程朝抱怨完,搂住一旁的时远,“呜呜呜还是远子好,我们的革命情谊仍在,固若金汤!”
时远看了他一眼,“关爱二哈,人人有责。”
其他人一阵爆笑。
“笑毛啊你们!”
路达笑够之后,想起昨天的事,说:“哎,时远昨天唰唰那两下撂倒一个人,以后岂不是要喊一声远哥?”
余烬正在喝汤,舀了一勺,又重新放回碗中,连喊三声:“远哥,远哥,远哥。”
时远抬起头,在桌底下踩了他一脚,“别这么叫我。”
程朝:“这有什么不好意思的,别自卑,你担得起这个称呼,来,都跟我一起喊,远哥~”
时远:“我不收小弟。”
他看着程朝:“尤其像你这样的。”
程朝:“……”这就没意思了哈。
“话说回来,你俩是不是还要扫操场?”斜对面有个男生问。
余烬将不喜欢吃的东西挑出来,说:“对,午休之后。”
李言咂咂嘴,“这真是便宜陈浩那厮了,怎么不和你们一起扫?”
余烬可不想跟陈浩多打交道,“那可别了。”
“我们两个其实正好。”
“对吧,时同学?”
时远放下筷子,筷子碰到碗的边沿发出了叮咚一声脆响,他说:“我可没这么觉得。”
然后他抬起头,忽然听到了来自四面八方的声音。
就是周围很突然地变得吵闹的那种感觉。
他听见左边那张桌子有几个女生在讨论明天周末去哪玩,听见右边那张桌子一群男生在争论一场球赛,还有不知从什么地方传来的对学校的抱怨和吐槽,夹杂几声难听的脏话,混合在一起,却格外清晰,就像有人把他耳朵里塞了很久的棉花给拿走了,所有的这些声音便像河流一样涌进他的脑海中。

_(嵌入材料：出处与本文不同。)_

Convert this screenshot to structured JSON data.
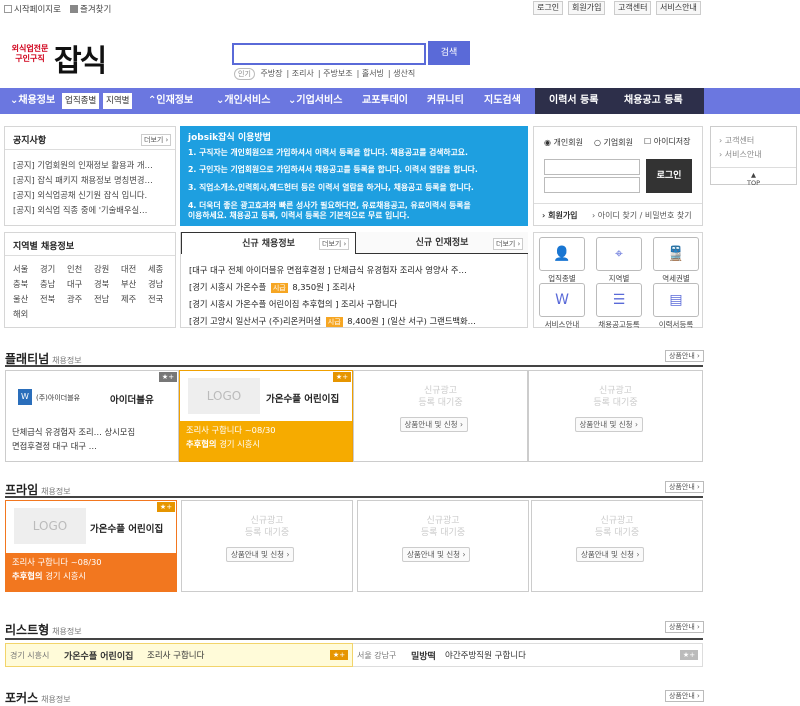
{
  "top": {
    "start_page": "시작페이지로",
    "bookmark": "즐겨찾기",
    "login": "로그인",
    "signup": "회원가입",
    "support": "고객센터",
    "service": "서비스안내"
  },
  "logo": {
    "sub": "외식업전문 구인구직",
    "main": "잡식"
  },
  "search": {
    "button": "검색",
    "placeholder": "",
    "popular_tag": "인기",
    "keywords": [
      "주방장",
      "조리사",
      "주방보조",
      "홀서빙",
      "생산직"
    ]
  },
  "nav": {
    "items": [
      "채용정보",
      "인재정보",
      "개인서비스",
      "기업서비스",
      "교포투데이",
      "커뮤니티",
      "지도검색"
    ],
    "sub1": "업직종별",
    "sub2": "지역별",
    "resume": "이력서 등록",
    "job_post": "채용공고 등록"
  },
  "notice": {
    "title": "공지사항",
    "more": "더보기 ›",
    "items": [
      "[공지] 기업회원의 인재정보 활용과 개…",
      "[공지] 잡식 패키지 채용정보 명칭변경…",
      "[공지] 외식업공채 신기원 잡식 입니다.",
      "[공지] 외식업 직종 중에 '기술배우실…"
    ]
  },
  "guide": {
    "title": "jobsik잡식 이용방법",
    "lines": [
      "1. 구직자는 개인회원으로 가입하셔서 이력서 등록을 합니다. 채용공고를 검색하고요.",
      "2. 구인자는 기업회원으로 가입하셔서 채용공고를 등록을 합니다. 이력서 열람을 합니다.",
      "3. 직업소개소,인력회사,헤드헌터 등은 이력서 열람을 하거나, 채용공고 등록을 합니다.",
      "4. 더욱더 좋은 광고효과와 빠른 성사가 필요하다면, 유료채용공고, 유료이력서 등록을",
      "이용하세요. 채용공고 등록, 이력서 등록은 기본적으로 무료 입니다."
    ]
  },
  "login": {
    "personal": "개인회원",
    "company": "기업회원",
    "save_id": "아이디저장",
    "button": "로그인",
    "join": "회원가입",
    "find": "아이디 찾기 / 비밀번호 찾기"
  },
  "side": {
    "support": "고객센터",
    "service": "서비스안내",
    "top": "TOP"
  },
  "region": {
    "title": "지역별 채용정보",
    "rows": [
      [
        "서울",
        "경기",
        "인천",
        "강원",
        "대전",
        "세종"
      ],
      [
        "충북",
        "충남",
        "대구",
        "경북",
        "부산",
        "경남"
      ],
      [
        "울산",
        "전북",
        "광주",
        "전남",
        "제주",
        "전국"
      ],
      [
        "해외"
      ]
    ]
  },
  "tabs": {
    "jobs": "신규 채용정보",
    "talent": "신규 인재정보",
    "more": "더보기 ›",
    "lines": [
      {
        "pre": "[대구 대구 전체  아이더블유  면접후결정 ] 단체급식 유경험자 조리사 영양사 주…",
        "badge": ""
      },
      {
        "pre": "[경기 시흥시  가온수플 ",
        "badge": "시급",
        "post": " 8,350원 ] 조리사"
      },
      {
        "pre": "[경기 시흥시  가온수플 어린이집  추후협의 ] 조리사 구합니다",
        "badge": ""
      },
      {
        "pre": "[경기 고양시 일산서구  (주)리온커머셜 ",
        "badge": "시급",
        "post": " 8,400원 ] (일산 서구) 그랜드백화…"
      }
    ]
  },
  "icons": [
    {
      "label": "업직종별",
      "icon": "person-icon"
    },
    {
      "label": "지역별",
      "icon": "map-icon"
    },
    {
      "label": "역세권별",
      "icon": "train-icon"
    },
    {
      "label": "서비스안내",
      "icon": "monitor-icon"
    },
    {
      "label": "채용공고등록",
      "icon": "document-icon"
    },
    {
      "label": "이력서등록",
      "icon": "resume-icon"
    }
  ],
  "platinum": {
    "title": "플래티넘",
    "sub": "채용정보",
    "goods": "상품안내 ›",
    "cards": [
      {
        "brand": "(주)아이더블유",
        "name": "아이더블유",
        "job": "단체급식 유경험자 조리… 상시모집",
        "cond": "면접후결정 대구 대구 …"
      },
      {
        "logo": "LOGO",
        "name": "가온수플 어린이집",
        "job": "조리사 구합니다 ~08/30",
        "cond_bold": "추후협의",
        "cond": "경기 시흥시"
      }
    ],
    "empty": {
      "line1": "신규광고",
      "line2": "등록 대기중",
      "btn": "상품안내 및 신청 ›"
    }
  },
  "prime": {
    "title": "프라임",
    "sub": "채용정보",
    "goods": "상품안내 ›",
    "card": {
      "logo": "LOGO",
      "name": "가온수플 어린이집",
      "job": "조리사 구합니다 ~08/30",
      "cond_bold": "추후협의",
      "cond": "경기 시흥시"
    },
    "empty": {
      "line1": "신규광고",
      "line2": "등록 대기중",
      "btn": "상품안내 및 신청 ›"
    }
  },
  "listtype": {
    "title": "리스트형",
    "sub": "채용정보",
    "goods": "상품안내 ›",
    "rows": [
      {
        "region": "경기 시흥시",
        "company": "가온수플 어린이집",
        "title": "조리사 구합니다"
      },
      {
        "region": "서울 강남구",
        "company": "밀방떡",
        "title": "야간주방직원 구합니다"
      }
    ]
  },
  "focus": {
    "title": "포커스",
    "sub": "채용정보",
    "goods": "상품안내 ›"
  },
  "colors": {
    "nav": "#6b77e0",
    "nav_dark": "#2d2f4a",
    "guide": "#1e9fe0",
    "highlight": "#f6ab00",
    "prime": "#f2771f"
  }
}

时远以前是不会关注这些的,他会刻意忽视,然后这些声音就真的被过滤掉了。
他如愿以偿,很长一段时间都是一个人,很久以来世界都很安静。
可直到此刻,这种感觉又回来了。
“发什么呆啊?”余烬在他眼前晃了晃,支着下巴猜测,“难道在我帅气的外表下迷失了双眼?”
时远拿起勺子在汤碗里搅了搅,抬起眼,笑得漫不经心又真心实意,“你可真幽默。”
“哎哎哎,快看快看!那边!”程朝忽然指着一个方向,压低声音对众人说:“说曹操曹操就到,死耗子又来装逼了。”